Die Ukraine ist der Brennpunkt auf unserem Kontinent. Ist Deutschland zufrieden mit der Einhaltung des Minsker Maßnahmenpakets durch dessen Zeichner – oder sollten die Sanktionen gegen Russland jetzt verschärft werden?

Mit dem Maßnahmenpaket von Minsk vom 12. Februar ist es uns gelungen, ganz konkrete Schritte zur Umsetzung der Vereinbarungen vom September 2014 zu vereinbaren. Aber klar ist auch: Am Ende zählt nicht das, was auf dem Papier steht, sondern das, was in die Tat umgesetzt wird.

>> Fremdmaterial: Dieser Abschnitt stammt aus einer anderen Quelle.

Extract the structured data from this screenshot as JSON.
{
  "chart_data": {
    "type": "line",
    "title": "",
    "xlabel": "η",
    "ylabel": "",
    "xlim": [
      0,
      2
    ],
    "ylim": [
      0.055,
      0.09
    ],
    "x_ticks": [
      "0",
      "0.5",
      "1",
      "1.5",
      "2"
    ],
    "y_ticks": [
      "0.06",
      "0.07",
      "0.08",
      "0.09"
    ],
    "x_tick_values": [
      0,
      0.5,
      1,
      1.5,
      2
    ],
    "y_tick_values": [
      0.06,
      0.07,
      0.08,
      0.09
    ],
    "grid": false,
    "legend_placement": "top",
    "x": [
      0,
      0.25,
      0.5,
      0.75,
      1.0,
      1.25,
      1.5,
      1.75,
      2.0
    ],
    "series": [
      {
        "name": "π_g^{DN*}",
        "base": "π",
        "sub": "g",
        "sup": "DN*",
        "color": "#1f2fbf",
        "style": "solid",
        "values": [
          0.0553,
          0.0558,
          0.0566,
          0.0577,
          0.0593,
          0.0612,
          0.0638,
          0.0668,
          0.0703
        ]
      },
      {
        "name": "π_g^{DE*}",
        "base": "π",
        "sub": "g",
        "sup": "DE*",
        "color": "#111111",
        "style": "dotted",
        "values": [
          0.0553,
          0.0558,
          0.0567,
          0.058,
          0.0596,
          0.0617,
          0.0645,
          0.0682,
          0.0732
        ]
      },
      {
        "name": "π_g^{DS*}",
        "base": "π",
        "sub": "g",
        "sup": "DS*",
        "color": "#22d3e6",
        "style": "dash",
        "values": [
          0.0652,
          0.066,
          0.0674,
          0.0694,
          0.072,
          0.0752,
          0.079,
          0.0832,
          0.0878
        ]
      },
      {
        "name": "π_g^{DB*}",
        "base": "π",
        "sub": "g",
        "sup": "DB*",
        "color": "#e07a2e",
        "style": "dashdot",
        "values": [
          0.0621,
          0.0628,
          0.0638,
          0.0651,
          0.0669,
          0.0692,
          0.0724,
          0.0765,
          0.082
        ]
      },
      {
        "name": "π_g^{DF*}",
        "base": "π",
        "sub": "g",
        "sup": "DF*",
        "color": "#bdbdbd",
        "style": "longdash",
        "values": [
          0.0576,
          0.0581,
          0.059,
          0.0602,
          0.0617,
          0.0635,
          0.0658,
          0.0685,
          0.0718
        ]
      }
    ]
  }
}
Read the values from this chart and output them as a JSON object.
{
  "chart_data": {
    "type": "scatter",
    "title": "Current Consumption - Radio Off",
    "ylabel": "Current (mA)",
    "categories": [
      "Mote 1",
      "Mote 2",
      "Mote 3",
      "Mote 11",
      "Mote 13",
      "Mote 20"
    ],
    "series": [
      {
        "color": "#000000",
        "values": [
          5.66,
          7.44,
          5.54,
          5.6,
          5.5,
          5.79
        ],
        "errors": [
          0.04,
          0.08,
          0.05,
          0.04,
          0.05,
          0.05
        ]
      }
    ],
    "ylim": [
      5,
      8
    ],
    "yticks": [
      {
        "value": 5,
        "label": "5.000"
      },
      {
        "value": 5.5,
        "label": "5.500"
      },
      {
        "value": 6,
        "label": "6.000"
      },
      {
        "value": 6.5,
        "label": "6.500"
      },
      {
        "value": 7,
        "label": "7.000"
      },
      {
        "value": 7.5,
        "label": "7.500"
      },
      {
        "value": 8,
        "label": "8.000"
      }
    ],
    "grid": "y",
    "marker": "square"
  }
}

Die Situation an der Frontlinie hat sich deutlich beruhigt, beide Seiten – die ukrainische Armee und die Separatisten – haben endlich mit dem Rückzug schwerer Waffen begonnen. All das ist noch lange nicht genug, aber immerhin sehen wir nun Bewegung in die richtige Richtung. Ich hoffe, dass es gelingt, darauf aufzubauen, um bei weiteren Punkten der Minsker Vereinbarung voranzukommen. Ohne Zweifel: Das ist ein steiniger Weg, bei dem wir auch neue Rückschläge nicht ausschließen können. Aber zu meinen, Sanktionen oder gar Waffenlieferungen wären im Ukraine-Konflikt ein Allheilmittel, ist ein Irrglaube.